Jemca Car Group saw a £500,000 profit disintegrate into losses of over £4m last year with bosses admitting that shrinking new car margins had taken their toll.
Accounts recently published via Companies House show that the London-based Toyota and Lexus dealer made a pre-tax loss of £4.71m in the 12 months to the end of March 2024.
The figure is a whopping 991% down on the previous year’s profit before tax of £529,294, marking one of the biggest swings in what has been a brutal results season for dealers across the board.
It also came despite turnover being up almost 10% from £314.88m to £345.16m in 2024.
There was also good news when it came to used car sales, which rose 6.1% to 6,988, and new vehicle retail sales, which increased by 16.1%.
Meanwhile, fleet sales increased by 50.7% reflecting an overall increase in total new cars sales of 27.0% at 9,279 units.
However, bosses are expecting the ZEV mandate to impact sales in the coming years, with both Toyota and Lotus being slow to electrify their ranges.
‘The level of business and the year end financial position reflect a very challenging trading environment for the company, mainly due to the reduction in new car margin from the manufacturer and the UK used car value realignment in the last quarter of 2023, which lead to a significant reduction in gross profit and the requirement for an increase in used car provision,’ said director Masahiro Kuwahara.

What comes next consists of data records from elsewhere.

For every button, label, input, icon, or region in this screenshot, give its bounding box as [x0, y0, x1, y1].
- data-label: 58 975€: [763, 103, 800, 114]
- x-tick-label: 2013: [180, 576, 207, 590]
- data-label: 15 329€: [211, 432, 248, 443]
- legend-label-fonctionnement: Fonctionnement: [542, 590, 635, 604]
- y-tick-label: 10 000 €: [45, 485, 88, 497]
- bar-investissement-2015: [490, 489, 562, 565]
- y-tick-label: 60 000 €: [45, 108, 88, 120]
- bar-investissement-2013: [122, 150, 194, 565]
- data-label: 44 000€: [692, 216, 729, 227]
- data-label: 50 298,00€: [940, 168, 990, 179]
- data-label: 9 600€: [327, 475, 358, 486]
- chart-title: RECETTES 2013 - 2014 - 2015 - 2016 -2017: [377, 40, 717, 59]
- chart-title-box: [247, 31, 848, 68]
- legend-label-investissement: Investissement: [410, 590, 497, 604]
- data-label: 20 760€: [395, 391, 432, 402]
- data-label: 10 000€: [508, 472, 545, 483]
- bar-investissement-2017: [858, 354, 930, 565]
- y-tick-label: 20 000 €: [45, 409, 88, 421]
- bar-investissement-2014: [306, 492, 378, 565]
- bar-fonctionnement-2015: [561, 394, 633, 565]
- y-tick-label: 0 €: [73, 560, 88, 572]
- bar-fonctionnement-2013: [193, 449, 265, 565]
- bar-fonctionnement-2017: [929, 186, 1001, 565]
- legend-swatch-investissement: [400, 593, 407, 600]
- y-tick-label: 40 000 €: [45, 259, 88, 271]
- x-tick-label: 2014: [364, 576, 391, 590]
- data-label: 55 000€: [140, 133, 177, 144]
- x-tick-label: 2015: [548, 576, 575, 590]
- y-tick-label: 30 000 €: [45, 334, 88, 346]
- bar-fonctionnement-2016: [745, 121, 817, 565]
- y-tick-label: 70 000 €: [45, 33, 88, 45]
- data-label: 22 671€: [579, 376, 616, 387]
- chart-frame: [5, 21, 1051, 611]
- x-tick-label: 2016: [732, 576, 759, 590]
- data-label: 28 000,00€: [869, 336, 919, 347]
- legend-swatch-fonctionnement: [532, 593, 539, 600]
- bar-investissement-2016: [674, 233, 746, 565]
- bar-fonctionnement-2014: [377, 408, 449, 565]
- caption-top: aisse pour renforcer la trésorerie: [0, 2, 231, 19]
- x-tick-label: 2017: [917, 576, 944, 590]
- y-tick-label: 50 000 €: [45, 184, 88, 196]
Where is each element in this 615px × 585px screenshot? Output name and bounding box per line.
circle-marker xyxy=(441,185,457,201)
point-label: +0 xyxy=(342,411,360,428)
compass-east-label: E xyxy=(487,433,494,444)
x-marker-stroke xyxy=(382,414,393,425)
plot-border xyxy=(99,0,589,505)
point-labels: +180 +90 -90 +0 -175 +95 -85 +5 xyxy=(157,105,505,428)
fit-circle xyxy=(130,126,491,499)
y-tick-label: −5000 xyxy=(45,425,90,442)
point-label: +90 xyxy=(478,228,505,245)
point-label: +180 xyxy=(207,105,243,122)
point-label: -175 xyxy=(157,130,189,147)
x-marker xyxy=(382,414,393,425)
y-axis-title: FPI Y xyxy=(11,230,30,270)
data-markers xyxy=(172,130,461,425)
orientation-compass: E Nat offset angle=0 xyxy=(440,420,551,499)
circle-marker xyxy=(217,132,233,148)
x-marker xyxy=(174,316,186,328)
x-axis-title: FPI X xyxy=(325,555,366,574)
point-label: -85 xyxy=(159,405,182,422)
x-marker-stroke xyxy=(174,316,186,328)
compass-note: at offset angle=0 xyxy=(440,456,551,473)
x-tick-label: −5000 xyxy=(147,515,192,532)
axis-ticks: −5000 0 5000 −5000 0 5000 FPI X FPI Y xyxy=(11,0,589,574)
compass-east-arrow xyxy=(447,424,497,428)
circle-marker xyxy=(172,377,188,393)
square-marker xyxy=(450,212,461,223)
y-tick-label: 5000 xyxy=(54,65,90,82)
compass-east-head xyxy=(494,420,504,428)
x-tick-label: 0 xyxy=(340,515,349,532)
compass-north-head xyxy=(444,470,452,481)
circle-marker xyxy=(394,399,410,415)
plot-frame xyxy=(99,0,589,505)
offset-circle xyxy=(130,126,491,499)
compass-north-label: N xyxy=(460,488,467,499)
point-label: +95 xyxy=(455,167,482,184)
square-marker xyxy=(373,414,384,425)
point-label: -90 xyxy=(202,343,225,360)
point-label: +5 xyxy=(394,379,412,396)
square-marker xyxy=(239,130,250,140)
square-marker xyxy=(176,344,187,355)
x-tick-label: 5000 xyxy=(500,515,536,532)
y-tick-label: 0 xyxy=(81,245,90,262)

‘The significant increase in UK interest rates on borrowings, and high inflation rates, specifically in utilities has put pressure on controlling operational and structural costs within the business.
‘Management continues to review operational and structural costs ni several areas to improve cost efficiencies focusing on managing headcount levels and increasing focus on cash flow management to keep long term borrowing within the budgeted limits set, but increasing operational and governance resources where appropriate.
‘The company continues to take actions to control ageing of used car stock and tight controls on working capital to reduce the risk of losses arising from fluctuating market values.
‘There was also increased emphasis on strong credit control to ensure that debt recovery was maximised, and debt write off was avoided during the current economic uncertainty.
‘Management will continue to take action on the business’s cost base in the forthcoming year, specifically headcount levels, used vehicle stock levels, advertising costs and reduced utility consumption.’
Speaking specifically about the ZEV mandate, he added: ‘The UK ZEV mandate, which commenced on 1st January 2024 requiring 22% of registrations having to be Full EV, increasing each year until 2035, will have an initial negative effect on new vehicle sales, as we wait for our manufacturer to produce new models and local councils to install a far better infrastructure.
‘When this is achieved we remain confident of significantly increased customer demand.’
The recently published documents show that Jemca ended the year with net cash in hand and at the bank of £6.91m.
When it came to staff, the company’s workforce decreased from an average of 449 employees to 439.
Despite this, wages and salaries increased from £21.94m to £22.04m with overall staffing costs coming in at £25.77m.
Meanwhile, the accounts also show that the vast majority of the company’s improved turnover (£306.59m) came from the sale of goods, namely new and used vehicles, with the rendering of services raising a further £38.57m.